Faced with the obstacles and challenges of life after middle age, Dave Barry turns to his best dog, Lucy, to learn how to live his best life. From “Make New Friends” (an unfortunate fail when he can’t overcome his dislike for mankind) to “Don’t Stop Having Fun” (validating his longtime membership in a marching unit that performs in parades—and even Obama’s inauguration), Dave navigates his later years with good humor and grace. Lucy teaches Dave how to live in the present, how to let go of daily grievances, and how to feel good in your own skin.

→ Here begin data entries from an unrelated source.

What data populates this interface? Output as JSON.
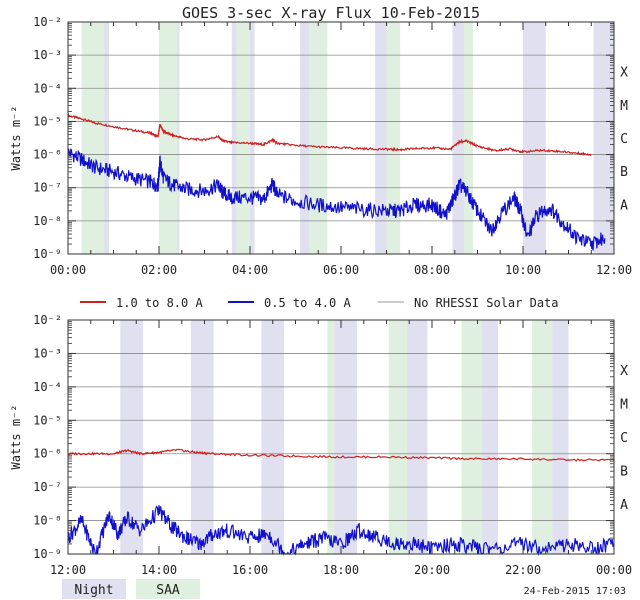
{
  "title": "GOES 3-sec X-ray Flux   10-Feb-2015",
  "footer_date": "24-Feb-2015 17:03",
  "colors": {
    "long_channel": "#cc2222",
    "short_channel": "#1111cc",
    "no_rhessi": "#999999",
    "night": "#e0e0f0",
    "saa": "#e0f0e0"
  },
  "legend": {
    "long": "1.0 to 8.0 A",
    "short": "0.5 to 4.0 A",
    "no_rhessi": "No RHESSI Solar Data"
  },
  "bottom_legend": {
    "night": "Night",
    "saa": "SAA"
  },
  "chart_data": [
    {
      "type": "line",
      "y_scale": "log",
      "ylabel": "Watts m⁻²",
      "ylim": [
        1e-09,
        0.01
      ],
      "y_ticks": [
        "10⁻²",
        "10⁻³",
        "10⁻⁴",
        "10⁻⁵",
        "10⁻⁶",
        "10⁻⁷",
        "10⁻⁸",
        "10⁻⁹"
      ],
      "class_labels": [
        "X",
        "M",
        "C",
        "B",
        "A"
      ],
      "xlim_hours": [
        0,
        12
      ],
      "x_ticks": [
        "00:00",
        "02:00",
        "04:00",
        "06:00",
        "08:00",
        "10:00",
        "12:00"
      ],
      "night_bands_hours": [
        [
          0.35,
          0.9
        ],
        [
          2.1,
          2.45
        ],
        [
          3.6,
          4.1
        ],
        [
          5.1,
          5.65
        ],
        [
          6.75,
          7.05
        ],
        [
          8.45,
          8.9
        ],
        [
          10.0,
          10.5
        ],
        [
          11.55,
          12.0
        ]
      ],
      "saa_bands_hours": [
        [
          0.3,
          0.8
        ],
        [
          2.0,
          2.4
        ],
        [
          3.7,
          4.0
        ],
        [
          5.3,
          5.7
        ],
        [
          7.0,
          7.3
        ],
        [
          8.7,
          8.9
        ]
      ],
      "series": [
        {
          "name": "1.0 to 8.0 A",
          "x": [
            0.0,
            0.3,
            0.6,
            1.0,
            1.4,
            1.8,
            1.98,
            2.02,
            2.1,
            2.3,
            2.6,
            3.0,
            3.3,
            3.4,
            3.6,
            4.0,
            4.3,
            4.5,
            4.6,
            5.0,
            5.5,
            6.0,
            6.5,
            7.0,
            7.3,
            7.6,
            8.0,
            8.4,
            8.6,
            8.75,
            9.0,
            9.4,
            9.7,
            10.0,
            10.4,
            10.8,
            11.2,
            11.5
          ],
          "y": [
            1.5e-05,
            1.2e-05,
            9e-06,
            7e-06,
            5.5e-06,
            4.5e-06,
            3.5e-06,
            8e-06,
            5e-06,
            3.8e-06,
            3e-06,
            2.8e-06,
            3.5e-06,
            2.6e-06,
            2.3e-06,
            2.2e-06,
            2e-06,
            2.8e-06,
            2.2e-06,
            1.9e-06,
            1.7e-06,
            1.6e-06,
            1.5e-06,
            1.45e-06,
            1.4e-06,
            1.5e-06,
            1.6e-06,
            1.45e-06,
            2.4e-06,
            2.6e-06,
            1.8e-06,
            1.3e-06,
            1.5e-06,
            1.2e-06,
            1.35e-06,
            1.25e-06,
            1.1e-06,
            1e-06
          ]
        },
        {
          "name": "0.5 to 4.0 A",
          "x": [
            0.0,
            0.3,
            0.6,
            1.0,
            1.4,
            1.8,
            1.98,
            2.02,
            2.1,
            2.3,
            2.6,
            3.0,
            3.3,
            3.4,
            3.6,
            4.0,
            4.3,
            4.5,
            4.6,
            5.0,
            5.5,
            6.0,
            6.5,
            7.0,
            7.3,
            7.6,
            8.0,
            8.3,
            8.45,
            8.6,
            8.75,
            9.0,
            9.3,
            9.5,
            9.8,
            9.95,
            10.1,
            10.3,
            10.6,
            10.9,
            11.2,
            11.5,
            11.8
          ],
          "y": [
            1.2e-06,
            7e-07,
            4e-07,
            3e-07,
            2e-07,
            1.5e-07,
            1.2e-07,
            6e-07,
            2e-07,
            1.2e-07,
            9e-08,
            8e-08,
            1.2e-07,
            7e-08,
            5e-08,
            5e-08,
            4.5e-08,
            1.3e-07,
            6e-08,
            4e-08,
            3e-08,
            2.5e-08,
            2.2e-08,
            2e-08,
            2e-08,
            3e-08,
            3e-08,
            1.5e-08,
            4e-08,
            1.2e-07,
            8e-08,
            2e-08,
            5e-09,
            1.5e-08,
            5e-08,
            2e-08,
            3e-09,
            1.5e-08,
            2.5e-08,
            8e-09,
            3e-09,
            2e-09,
            3e-09
          ]
        }
      ]
    },
    {
      "type": "line",
      "y_scale": "log",
      "ylabel": "Watts m⁻²",
      "ylim": [
        1e-09,
        0.01
      ],
      "y_ticks": [
        "10⁻²",
        "10⁻³",
        "10⁻⁴",
        "10⁻⁵",
        "10⁻⁶",
        "10⁻⁷",
        "10⁻⁸",
        "10⁻⁹"
      ],
      "class_labels": [
        "X",
        "M",
        "C",
        "B",
        "A"
      ],
      "xlim_hours": [
        12,
        24
      ],
      "x_ticks": [
        "12:00",
        "14:00",
        "16:00",
        "18:00",
        "20:00",
        "22:00",
        "00:00"
      ],
      "night_bands_hours": [
        [
          13.15,
          13.65
        ],
        [
          14.7,
          15.2
        ],
        [
          16.25,
          16.75
        ],
        [
          17.85,
          18.35
        ],
        [
          19.45,
          19.9
        ],
        [
          21.05,
          21.45
        ],
        [
          22.6,
          23.0
        ]
      ],
      "saa_bands_hours": [
        [
          19.05,
          19.45
        ],
        [
          20.65,
          21.1
        ],
        [
          22.2,
          22.65
        ],
        [
          17.7,
          17.85
        ]
      ],
      "series": [
        {
          "name": "1.0 to 8.0 A",
          "x": [
            12.0,
            12.5,
            13.0,
            13.3,
            13.6,
            14.0,
            14.4,
            14.8,
            15.2,
            16.0,
            17.0,
            18.0,
            19.0,
            20.0,
            21.0,
            22.0,
            23.0,
            24.0
          ],
          "y": [
            1e-06,
            1e-06,
            1e-06,
            1.25e-06,
            1e-06,
            1.1e-06,
            1.3e-06,
            1.1e-06,
            1e-06,
            9e-07,
            8.5e-07,
            8e-07,
            8e-07,
            7.5e-07,
            7e-07,
            7e-07,
            6.5e-07,
            6.5e-07
          ]
        },
        {
          "name": "0.5 to 4.0 A",
          "x": [
            12.0,
            12.3,
            12.6,
            12.9,
            13.1,
            13.3,
            13.6,
            14.0,
            14.3,
            14.6,
            14.9,
            15.2,
            15.5,
            16.0,
            16.4,
            16.8,
            17.2,
            17.6,
            18.0,
            18.4,
            18.8,
            19.2,
            19.6,
            20.0,
            20.5,
            21.0,
            21.5,
            22.0,
            22.5,
            23.0,
            23.5,
            24.0
          ],
          "y": [
            3e-09,
            1e-08,
            1e-09,
            1.5e-08,
            4e-09,
            1.2e-08,
            5e-09,
            2e-08,
            6e-09,
            3e-09,
            2e-09,
            4e-09,
            5e-09,
            3e-09,
            4e-09,
            1e-09,
            2e-09,
            3e-09,
            2e-09,
            5e-09,
            3e-09,
            2e-09,
            2e-09,
            1.5e-09,
            2e-09,
            1.5e-09,
            1.5e-09,
            2e-09,
            1.5e-09,
            2e-09,
            1.5e-09,
            2e-09
          ]
        }
      ]
    }
  ]
}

The lessons are drawn from Dave’s routine humiliations and stream-of-consciousness accounts of the absurdities of daily life, which will leave you heaving with laughter and recognition.

Laugh-out-loud hilarious, whether he’s trying to “Pay Attention to the People You Love” (even when your brain is not listening) or deciding to “Let Go of Your Anger,” Dave Barry’s Lessons From Lucy is a witty and wise guide to joyous living.

An original Saturday Night Live writer, Alan Zweibel has won five Emmy, and two Writers Guild of America awards for his work in television which includes It’s Garry Shandling’s Show (which he co-created and produced), The David Letterman Show and Curb Your Enthusiasm.  A frequent guest on all of the late night talk shows, Alan’s theatrical contributions include his collaboration with Billy Crystal on the Tony Award winning play 700 Sundays; Martin Short’s Broadway hit Fame Becomes Me; and the off-Broadway play Bunny Bunny – Gilda Radner: A Sort of Romantic Comedy which he adapted from his best-selling book. Alan has written eleven books including the 2006 Thurber Prize winning novel The Other Shulman, the popular children’s book Our Tree Named Steve, and most recently, a parody of the Passover Haggadah titled For This We Left Egypt? that he co-wrote with Dave Barry and Adam Mansbach. His humor has appeared in The New Yorker, Esquire, The Atlantic Monthly, the New York Times Op-Ed page, The Huffington Post and MAD Magazine.  Alan is currently preparing his play Bunny Bunny for a return to New York stage, writing a memoir titled Laugh Lines – 40 Years Trying To Make Funny People Funnier that will be published in 2020, and a new movie he wrote with Billy Crystal is scheduled to start shooting in the fall.